A Filtering Algorithm for Maneuvering Target Tracking Based on Smoothing Spline Fitting

1College of Information Science and Technology, Dalian Maritime University, Dalian 116026, China
2Department of Engineering, Faculty of Technology and Science, University of Agder, 4898 Grimstad, Norway

Received 15 October 2013; Revised 14 December 2013; Accepted 20 December 2013; Published 6 February 2014

Academic Editor: Zexu Zhang

Copyright © 2014 Yunfeng Liu et al. This is an open access article distributed under the Creative Commons Attribution License, which permits unrestricted use, distribution, and reproduction in any medium, provided the original work is properly cited.

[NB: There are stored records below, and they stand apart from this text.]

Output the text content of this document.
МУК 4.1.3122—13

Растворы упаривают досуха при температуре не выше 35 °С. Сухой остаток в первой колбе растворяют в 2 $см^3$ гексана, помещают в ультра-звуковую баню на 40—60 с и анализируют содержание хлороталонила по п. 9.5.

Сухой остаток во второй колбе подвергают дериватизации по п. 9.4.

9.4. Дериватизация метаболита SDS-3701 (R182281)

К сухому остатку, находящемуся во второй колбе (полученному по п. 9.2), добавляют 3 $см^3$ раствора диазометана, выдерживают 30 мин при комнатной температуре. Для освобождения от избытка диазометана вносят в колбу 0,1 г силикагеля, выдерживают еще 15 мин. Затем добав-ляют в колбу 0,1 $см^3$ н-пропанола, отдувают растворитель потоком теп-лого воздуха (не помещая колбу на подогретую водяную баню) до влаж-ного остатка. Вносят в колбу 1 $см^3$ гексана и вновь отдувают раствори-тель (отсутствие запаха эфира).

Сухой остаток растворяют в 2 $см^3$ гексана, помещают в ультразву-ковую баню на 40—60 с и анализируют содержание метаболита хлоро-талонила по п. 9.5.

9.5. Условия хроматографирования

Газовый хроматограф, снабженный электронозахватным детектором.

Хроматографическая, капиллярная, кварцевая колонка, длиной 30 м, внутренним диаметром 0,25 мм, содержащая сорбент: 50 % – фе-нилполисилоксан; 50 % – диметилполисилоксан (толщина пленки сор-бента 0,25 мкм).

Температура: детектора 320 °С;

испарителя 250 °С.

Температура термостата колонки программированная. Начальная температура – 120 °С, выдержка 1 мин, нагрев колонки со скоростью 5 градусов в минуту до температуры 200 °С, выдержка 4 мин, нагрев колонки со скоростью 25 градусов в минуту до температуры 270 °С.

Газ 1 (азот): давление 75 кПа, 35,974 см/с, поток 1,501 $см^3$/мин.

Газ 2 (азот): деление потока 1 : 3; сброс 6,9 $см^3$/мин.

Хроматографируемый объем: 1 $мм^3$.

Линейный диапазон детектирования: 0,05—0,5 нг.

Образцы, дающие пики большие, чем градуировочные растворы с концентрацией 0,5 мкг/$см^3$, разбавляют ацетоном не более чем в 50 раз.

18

Maneuvering target tracking is a challenge. Target’s sudden speed or direction changing would make the common filtering tracker divergence. To improve the accuracy of maneuvering target tracking, we propose a tracking algorithm based on spline fitting. Curve fitting, based on historical point trace, reflects the mobility information. The innovation of this paper is assuming that there is no dynamic motion model, and prediction is only based on the curve fitting over the measured data. Monte Carlo simulation results show that, when sea targets are maneuvering, the proposed algorithm has better accuracy than the conventional Kalman filter algorithm and the interactive multiple model filtering algorithm, maintaining simple structure and small amount of storage.